Вообще-то Симу тянуло к машинам. Еще когда он был кухаренком на «дубке», то бегал на соседние моторные шхуны и часами наблюдал, как матросы ремонтировали двигатели. Потом бы научился бесшумно открывать любые замки, а уже на службе в погранотряде ремонтировал у всех часы, какой бы марки они ни были, да исправил в канцелярии покореженную пишущую машинку «Мерседес». Но он понимал, что сейчас говорить о своем пристрастии не время, и ответил:
— Нас, наверное, послали сюда потому, что мы здесь нужны, так что, товарищ начальник, решайте, что нам делать…
— В таком случае так и запишем: зачислить в штат, — улыбнулся Ковнер. — Только, если любите тихую жизнь, сразу скажу — берите направление обратно. Вы не будете знать ни отдыха, ни сна, вас постараются подкупить, вам будут угрожать… Да что там угрожать: несколько дней назад бандиты убили нашего сотрудника… И к самим себе нужно быть беспощадными. Мы не прощаем ошибок, а если работник нарушит дисциплину, превысит власть — по всей строгости закона. Ну, а со снабжением… Обмундирования не хватает, будете пока ходить в своем.
По лицу Симы пробежала тень: рушилась мечта о хромовых сапогах с ремешками и о кубанке с малиновым верхом.
Жить тоже негде, дадим ордер в гостиницу…
— Кормить-то будут? — не выдержал Сима.
— Кормить будут. Не очень сытно, но будут… Сейчас идите в красный уголок, минут через пятнадцать там начнется оперативное совещание.

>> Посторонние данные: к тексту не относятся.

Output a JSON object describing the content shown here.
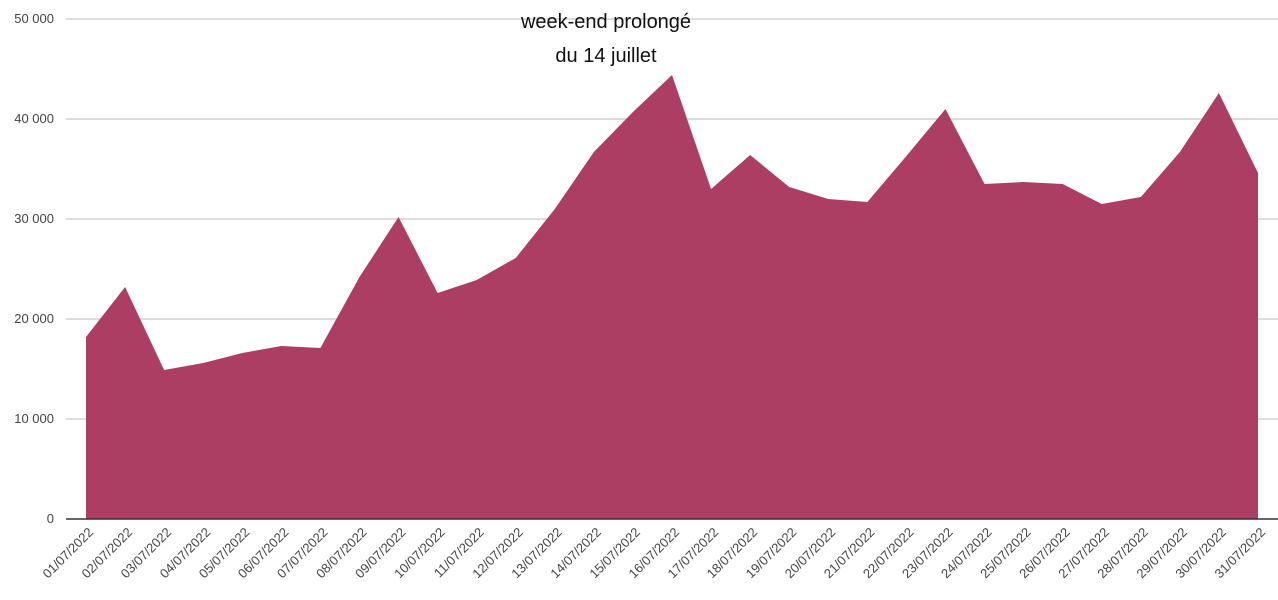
{
  "chart_data": {
    "type": "area",
    "annotation": "week-end prolongé du 14 juillet",
    "categories": [
      "01/07/2022",
      "02/07/2022",
      "03/07/2022",
      "04/07/2022",
      "05/07/2022",
      "06/07/2022",
      "07/07/2022",
      "08/07/2022",
      "09/07/2022",
      "10/07/2022",
      "11/07/2022",
      "12/07/2022",
      "13/07/2022",
      "14/07/2022",
      "15/07/2022",
      "16/07/2022",
      "17/07/2022",
      "18/07/2022",
      "19/07/2022",
      "20/07/2022",
      "21/07/2022",
      "22/07/2022",
      "23/07/2022",
      "24/07/2022",
      "25/07/2022",
      "26/07/2022",
      "27/07/2022",
      "28/07/2022",
      "29/07/2022",
      "30/07/2022",
      "31/07/2022"
    ],
    "values": [
      18200,
      23200,
      14900,
      15600,
      16600,
      17300,
      17100,
      24200,
      30200,
      22600,
      23900,
      26100,
      31000,
      36700,
      40700,
      44400,
      33000,
      36400,
      33200,
      32000,
      31700,
      36300,
      41000,
      33500,
      33700,
      33500,
      31500,
      32200,
      36700,
      42600,
      34600
    ],
    "color": "#ad3e63",
    "ylim": [
      0,
      50000
    ],
    "yticks": [
      0,
      {
        "value": 10000,
        "label": "10 000"
      },
      {
        "value": 20000,
        "label": "20 000"
      },
      {
        "value": 30000,
        "label": "30 000"
      },
      {
        "value": 40000,
        "label": "40 000"
      },
      {
        "value": 50000,
        "label": "50 000"
      }
    ],
    "grid": true
  }
}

Ребята вышли, а Ковнер привычным жестом потер запястья, пододвинул к себе лист бумаги, на котором уже было написано: «Председателю исполкома Севастопольского горсовета от начальника уголовного розыска», и продолжал писать:
«1. В уголовном розыске совершенно нет транспортных средств. Задолженность извозчикам: составляет несколько миллионов рублей, свои лошади находятся без фуража.
2. Сотрудники ведут полуголодное существование, так как главным продуктом питания является хлеб, который мы получаем нерегулярно.
3. Сотрудники не снабжены ни обмундированием, ни обувью и донашивают остатки собственного.
4. Не хватает оружия.
Исходя из вышесказанного», — и дальше пошло сплошное «Прошу»…
И знал, что ничего не получит, но писал с надеждой: а вдруг! В Крыму обстановка продолжала оставаться тревожной. На Украине урожай хороший, там теперь порядок. Как сообщают, в Поволжье тоже отойдут от прошлогоднего голода, а на Крым и в двадцать втором напасть за напастью. Весна выдалась сухая, всходы появились слабые. А тут саранча навалилась, все население было мобилизовано на борьбу с ней. Только справились с саранчой, как с Северной Таврии началось невиданное нашествие мышей. Две недели миллиарды зверьков сплошным потоком валили через Перекоп и Чонгар, их ничто не могло остановить- ни ямы, ни костры. Снова мобилизация всего населения. Собранного урожая хватит едва ли на месяц. А еще уголовники, остатки белогвардейцев, беспризорники, голод, проституция… Центральное правительство обещает оказать помощь, так ведь и там излишков нет. Нет, на помощь рассчитывать нечего. Хотя бы оружие получить да с частниками за транспорт рассчитаться…
«Пошлю завтра», — решил Ковнер, пряча бумагу в стол.